Things have got particularly bad in the last few years, though. I don't know if I should blame further metabolic changes or a more sedentary lifestyle or a shift to drinking a lot of premium lager or a drastic reduction in my running due to a succession of persistent injuries, but... in the last three winters my seasonal blob-out has amounted to 6kg or 7kg, and I've struggled to get any of that weight off again. A couple of times early this year my weight briefly peaked at around 105kg, a full 10kg more than it had been barely two years earlier.
I'd managed to shed a few kilograms of that before I quit Beijing in May. And I thought that, having mostly lived fairly healthily and done quite a lot of running, I would have shed quite a bit more during my extended summer holiday. But it seems that a few big beer sessions here and there had done their damage, and I was still a bit above 100kg when I came back here a month ago. I had briefly got down below 97kg, maybe closer to 96kg, a couple of weeks back - but that was perhaps partly dehydration after a long run in hot weather. Whatever - a few big nights out quickly set me back a few kilos again. Now I've given up beer for the coming month, and am committed to a more intensive programme of exercise, I feel I can achieve a substantial weight reduction. I seem to have been managing to lose 1kg or so per week quite easily, even when I was still drinking beer; so, I figure if I ramp up the amount of exercise I'm doing, and maybe throw in a bit of fasting, I should be able to drop 1.5-2kg, perhaps even 2.5kg per week.

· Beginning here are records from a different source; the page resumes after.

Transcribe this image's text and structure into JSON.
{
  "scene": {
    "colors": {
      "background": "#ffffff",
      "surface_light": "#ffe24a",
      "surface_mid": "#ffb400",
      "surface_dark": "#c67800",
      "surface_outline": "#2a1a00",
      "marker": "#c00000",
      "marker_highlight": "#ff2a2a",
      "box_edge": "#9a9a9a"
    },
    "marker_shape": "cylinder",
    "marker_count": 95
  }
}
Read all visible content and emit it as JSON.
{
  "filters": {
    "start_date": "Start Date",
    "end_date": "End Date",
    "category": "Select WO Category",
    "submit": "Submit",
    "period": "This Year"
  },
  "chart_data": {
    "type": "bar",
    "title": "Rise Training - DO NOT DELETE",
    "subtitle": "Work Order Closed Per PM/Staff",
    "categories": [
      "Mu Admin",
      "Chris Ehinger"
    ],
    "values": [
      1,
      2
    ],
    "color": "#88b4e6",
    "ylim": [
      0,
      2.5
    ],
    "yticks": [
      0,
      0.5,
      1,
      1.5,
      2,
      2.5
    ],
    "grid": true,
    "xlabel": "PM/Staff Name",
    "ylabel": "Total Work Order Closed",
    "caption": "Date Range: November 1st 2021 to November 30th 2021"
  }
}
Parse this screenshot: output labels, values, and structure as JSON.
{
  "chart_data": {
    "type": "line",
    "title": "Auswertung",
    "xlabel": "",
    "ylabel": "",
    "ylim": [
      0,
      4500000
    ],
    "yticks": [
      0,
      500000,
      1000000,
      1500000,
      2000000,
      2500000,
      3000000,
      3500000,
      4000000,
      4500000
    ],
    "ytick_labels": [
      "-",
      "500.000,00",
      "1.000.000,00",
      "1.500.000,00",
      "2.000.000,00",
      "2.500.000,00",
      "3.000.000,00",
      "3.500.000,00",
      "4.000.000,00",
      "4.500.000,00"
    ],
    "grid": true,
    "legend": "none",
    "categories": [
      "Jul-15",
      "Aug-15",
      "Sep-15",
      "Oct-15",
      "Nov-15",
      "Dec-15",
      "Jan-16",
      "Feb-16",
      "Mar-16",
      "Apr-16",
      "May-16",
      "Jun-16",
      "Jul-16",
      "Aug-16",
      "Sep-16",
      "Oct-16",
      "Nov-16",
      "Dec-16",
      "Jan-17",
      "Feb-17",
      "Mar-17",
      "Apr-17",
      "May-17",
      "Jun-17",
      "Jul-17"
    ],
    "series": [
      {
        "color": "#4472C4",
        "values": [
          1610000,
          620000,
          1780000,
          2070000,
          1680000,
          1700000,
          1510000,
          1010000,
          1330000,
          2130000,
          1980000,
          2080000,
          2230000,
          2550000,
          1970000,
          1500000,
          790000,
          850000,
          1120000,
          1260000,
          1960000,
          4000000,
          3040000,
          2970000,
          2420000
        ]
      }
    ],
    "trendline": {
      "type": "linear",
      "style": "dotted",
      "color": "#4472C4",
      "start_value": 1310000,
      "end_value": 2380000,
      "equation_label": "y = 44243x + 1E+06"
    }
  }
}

At present, I am just over 97kg. By the end of the National Holiday Week (8th October), I aim to be 92kg - the weight I was when I last ran a marathon, six years or so ago. By my birthday (20th October), I aim to be 88kg - an even more psychologically significant milestone for me, since this is the weight I was just before I came to China.
If I can achieve these goals, I may push on a bit further with my dieting (and avoidance of beer!) to see if I can get down below 85kg. And if I can manage that, I'll try to see how much lower I can push it. I don't think I can reasonably, or safely, expect to get back down to 80kg. There are certain fat deposits that obstinately refuse to shift at this time of life; and my bones have got bigger since I was a teenager; heck, my liver has got bigger! But if I could get back to around 83 or 84kg, the weight I was in my mid-twenties, I would be very, very happy. This is MY MISSION for the next few months.
"A man needs goals and objectives to give his life meaning."